Tristian Kali Ziegler

This is Tristian Kali Ziegler, he was born a twin on March 9 2020. He passed on May 15 2020. His body was donated to Professor Mukherjee so as to facilitate the advancement of medical research for children like Tristian.

Tristian is very much loved and was able to touch the souls of many.


This is Albert from North Carolina . He was diagnosed with a cask gene mutation in June 2021 and passed away on 27 February 2022 at the age of 1. RIP Albert John Hemphill 5th.


This is Haillie and I am Albert’s sister . Albert went to heaven on 27 February 2022. I am also a CASK hero.


Mia is 10 years old and lives in Paris France. Mia is one of four children who has been diagnosed with the Cask disorder who is living in France.


Sarah is 3 years old and lives in Hampshire, England.


Audrey is 8 years old and lives in New York , USA.


Vivie is 5 years old and lives in Sydney, Australia


Audrey is 6 years old and lives in California , USA. She is working on independent walking and using her AAC device to help communicate. She works SO hard every single day and is her mummy & Daddy’s Sunshine.


Andrea was 21 years of age when angels took her to heaven on 21 December 2021. Andrea was diagnosed with the CASK Gene Mutation within days of going to heaven. She loved camping and Walt Disney World and touched the lives of those around her with her beautiful heart and kindness. She is missed so much but will never be forgotten. 



Em is 2 and lives in Sydney. Em is trying to learn to walk.

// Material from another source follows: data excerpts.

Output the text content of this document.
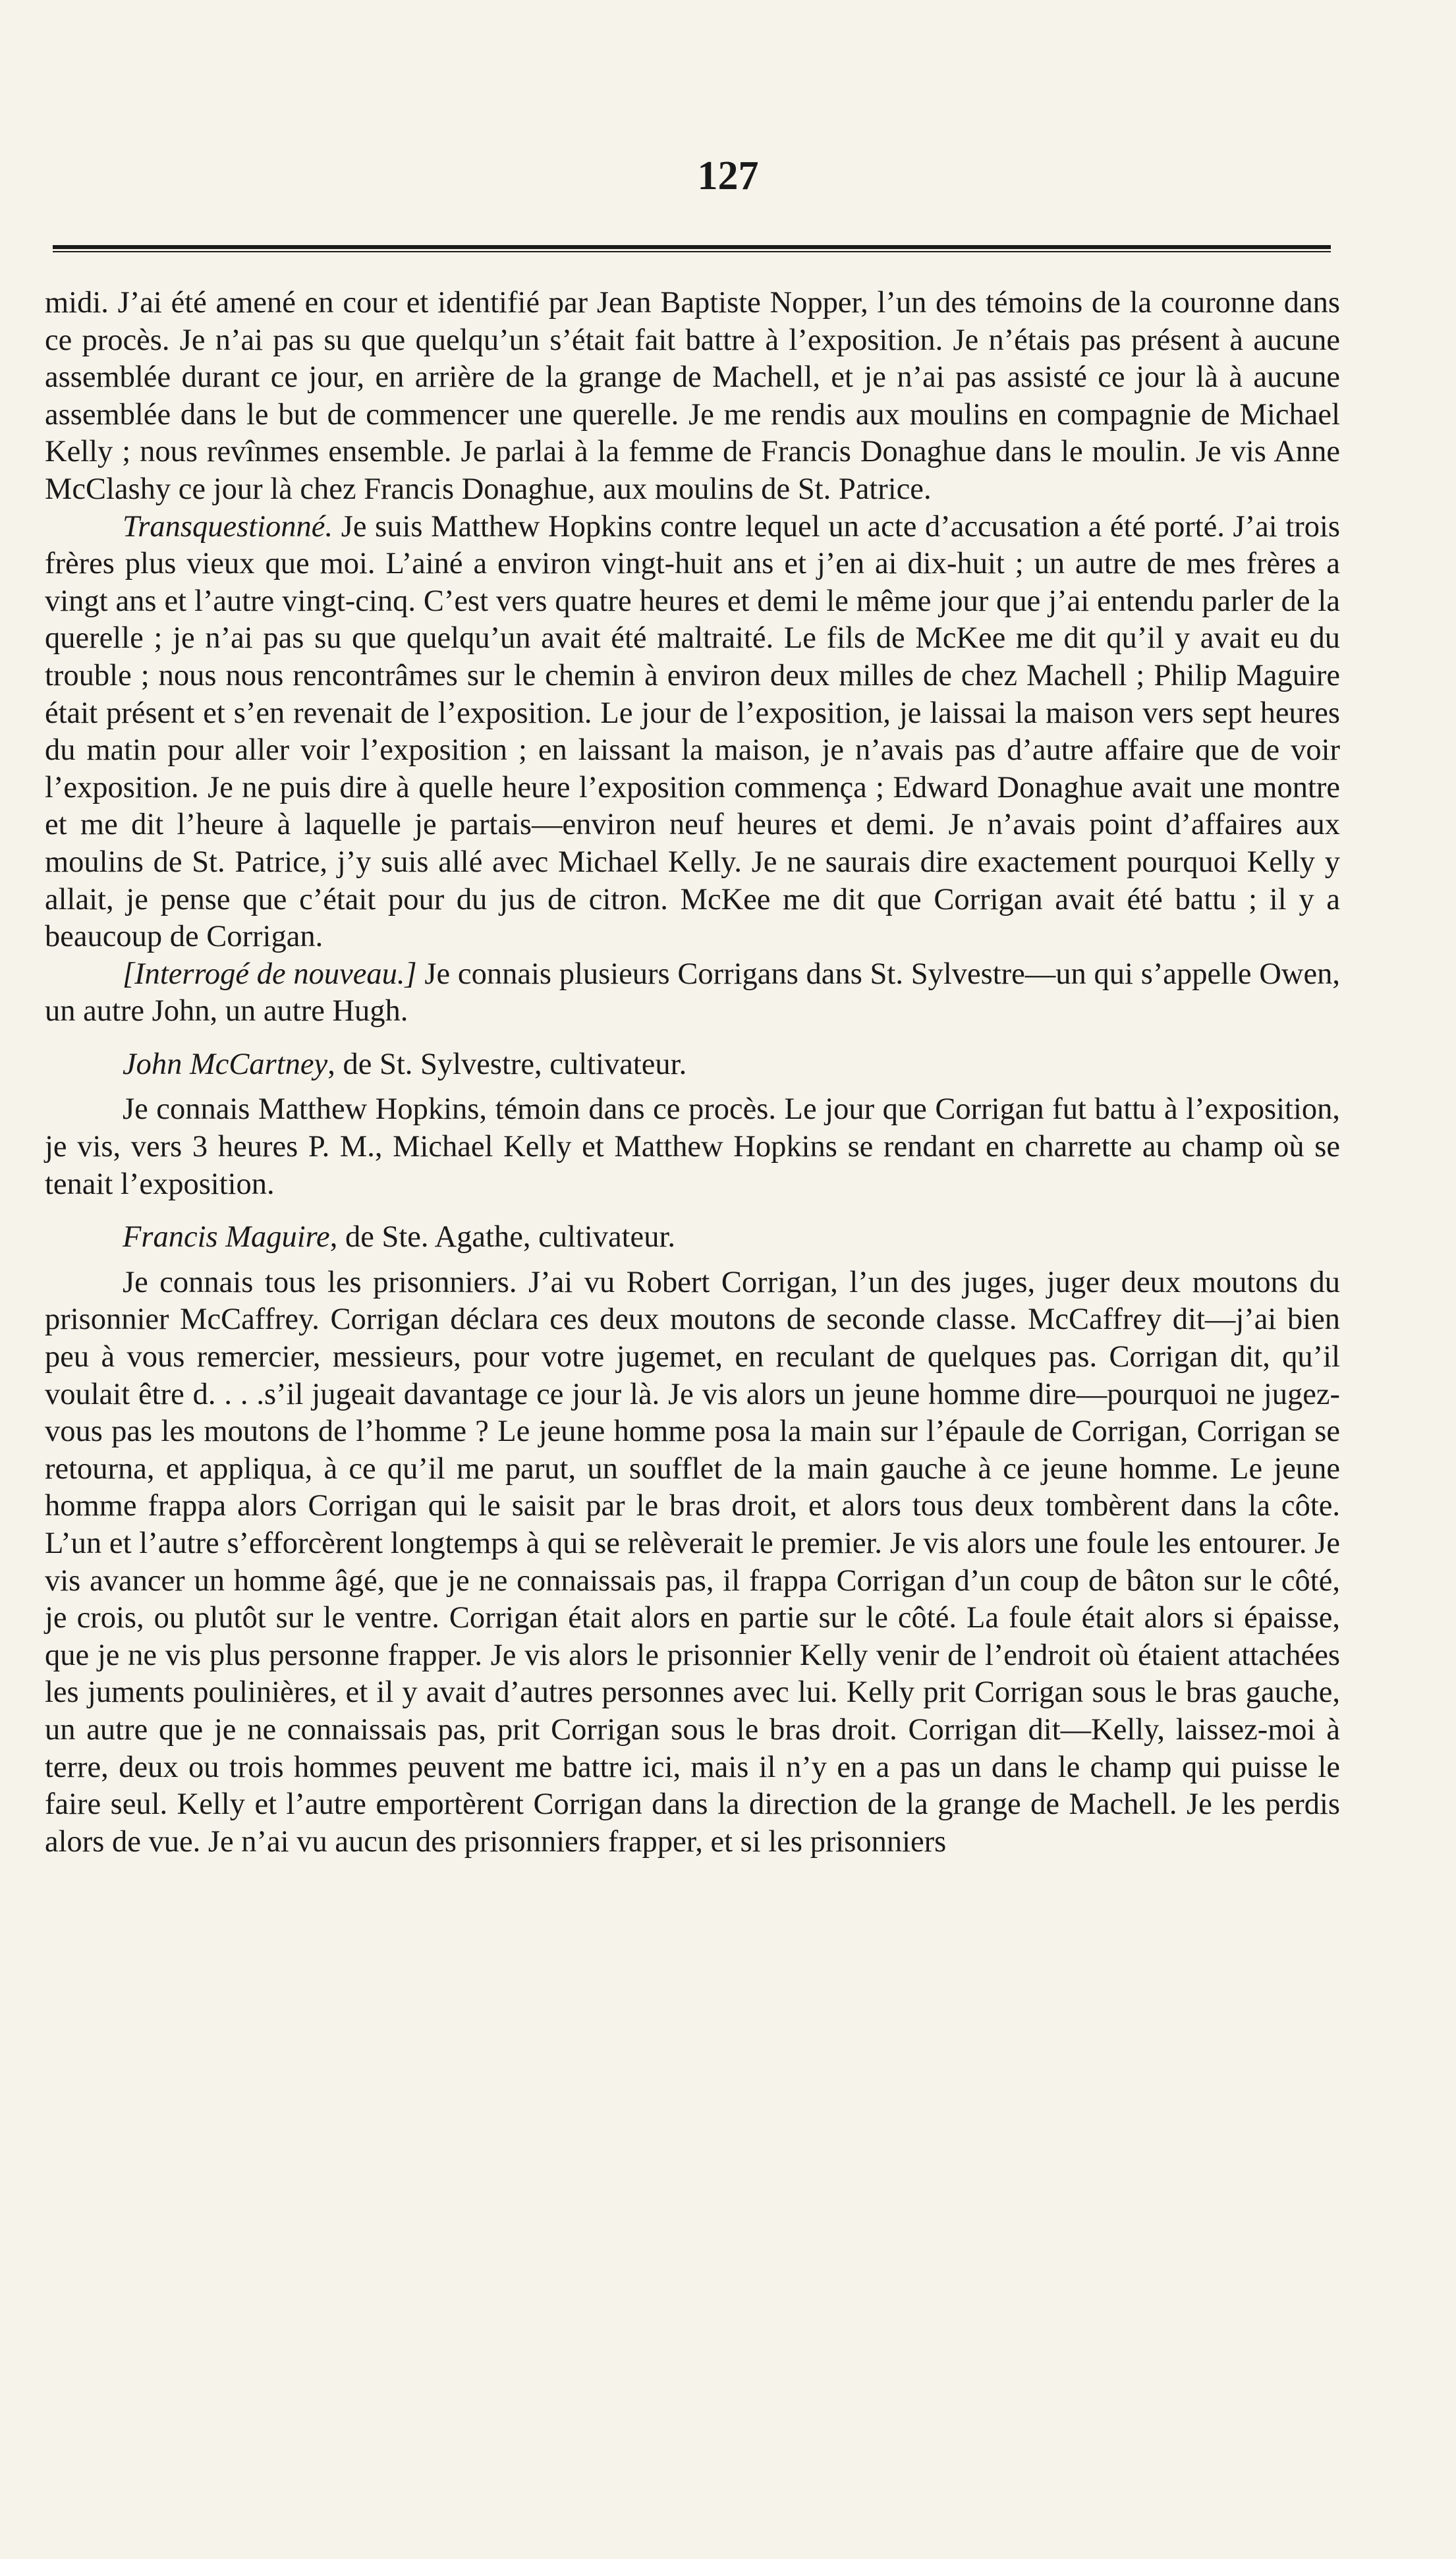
127

midi. J’ai été amené en cour et identifié par Jean Baptiste Nopper, l’un des témoins de la couronne dans ce procès. Je n’ai pas su que quelqu’un s’était fait battre à l’exposition. Je n’étais pas présent à aucune assemblée durant ce jour, en arrière de la grange de Machell, et je n’ai pas assisté ce jour là à aucune assemblée dans le but de commencer une querelle. Je me rendis aux moulins en compagnie de Michael Kelly ; nous revînmes ensemble. Je parlai à la femme de Francis Donaghue dans le moulin. Je vis Anne McClashy ce jour là chez Francis Donaghue, aux moulins de St. Patrice.

Transquestionné. Je suis Matthew Hopkins contre lequel un acte d’accusation a été porté. J’ai trois frères plus vieux que moi. L’ainé a environ vingt-huit ans et j’en ai dix-huit ; un autre de mes frères a vingt ans et l’autre vingt-cinq. C’est vers quatre heures et demi le même jour que j’ai entendu parler de la querelle ; je n’ai pas su que quelqu’un avait été maltraité. Le fils de McKee me dit qu’il y avait eu du trouble ; nous nous rencontrâmes sur le chemin à environ deux milles de chez Machell ; Philip Maguire était présent et s’en revenait de l’exposition. Le jour de l’exposition, je laissai la maison vers sept heures du matin pour aller voir l’exposition ; en laissant la maison, je n’avais pas d’autre affaire que de voir l’exposition. Je ne puis dire à quelle heure l’exposition commença ; Edward Donaghue avait une montre et me dit l’heure à laquelle je partais—environ neuf heures et demi. Je n’avais point d’affaires aux moulins de St. Patrice, j’y suis allé avec Michael Kelly. Je ne saurais dire exactement pourquoi Kelly y allait, je pense que c’était pour du jus de citron. McKee me dit que Corrigan avait été battu ; il y a beaucoup de Corrigan.

[Interrogé de nouveau.] Je connais plusieurs Corrigans dans St. Sylvestre—un qui s’appelle Owen, un autre John, un autre Hugh.

John McCartney, de St. Sylvestre, cultivateur.

Je connais Matthew Hopkins, témoin dans ce procès. Le jour que Corrigan fut battu à l’exposition, je vis, vers 3 heures P. M., Michael Kelly et Matthew Hopkins se rendant en charrette au champ où se tenait l’exposition.

Francis Maguire, de Ste. Agathe, cultivateur.

Je connais tous les prisonniers. J’ai vu Robert Corrigan, l’un des juges, juger deux moutons du prisonnier McCaffrey. Corrigan déclara ces deux moutons de seconde classe. McCaffrey dit—j’ai bien peu à vous remercier, messieurs, pour votre jugemet, en reculant de quelques pas. Corrigan dit, qu’il voulait être d. . . .s’il jugeait davantage ce jour là. Je vis alors un jeune homme dire—pourquoi ne jugez-vous pas les moutons de l’homme ? Le jeune homme posa la main sur l’épaule de Corrigan, Corrigan se retourna, et appliqua, à ce qu’il me parut, un soufflet de la main gauche à ce jeune homme. Le jeune homme frappa alors Corrigan qui le saisit par le bras droit, et alors tous deux tombèrent dans la côte. L’un et l’autre s’efforcèrent longtemps à qui se relèverait le premier. Je vis alors une foule les entourer. Je vis avancer un homme âgé, que je ne connaissais pas, il frappa Corrigan d’un coup de bâton sur le côté, je crois, ou plutôt sur le ventre. Corrigan était alors en partie sur le côté. La foule était alors si épaisse, que je ne vis plus personne frapper. Je vis alors le prisonnier Kelly venir de l’endroit où étaient attachées les juments poulinières, et il y avait d’autres personnes avec lui. Kelly prit Corrigan sous le bras gauche, un autre que je ne connaissais pas, prit Corrigan sous le bras droit. Corrigan dit—Kelly, laissez-moi à terre, deux ou trois hommes peuvent me battre ici, mais il n’y en a pas un dans le champ qui puisse le faire seul. Kelly et l’autre emportèrent Corrigan dans la direction de la grange de Machell. Je les perdis alors de vue. Je n’ai vu aucun des prisonniers frapper, et si les prisonniers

“In some ways, that CASK-linked pathology is degenerative in nature provides a positive outlook. Because microcephaly in CASK-linked pathology progresses postnatally, there may be a temporal window when therapeutic intervention might prevent or slow further brain cell loss. Regression, even in adolescence, has also been observed in some cases of MICPCH [119], again offering the tantalizing possibility that a therapeutic approach might prevent such decline under conditions when degeneration is known to progressThe potential benefits of intervention might extend even further given that non-cell-autonomous toxicity could also affect functioning of the remaining neurons; reduction of such toxicity, especially when coupled with high-intensity rehabilitative measures [120], might offer real hope for a positive impact on functional outcomes.”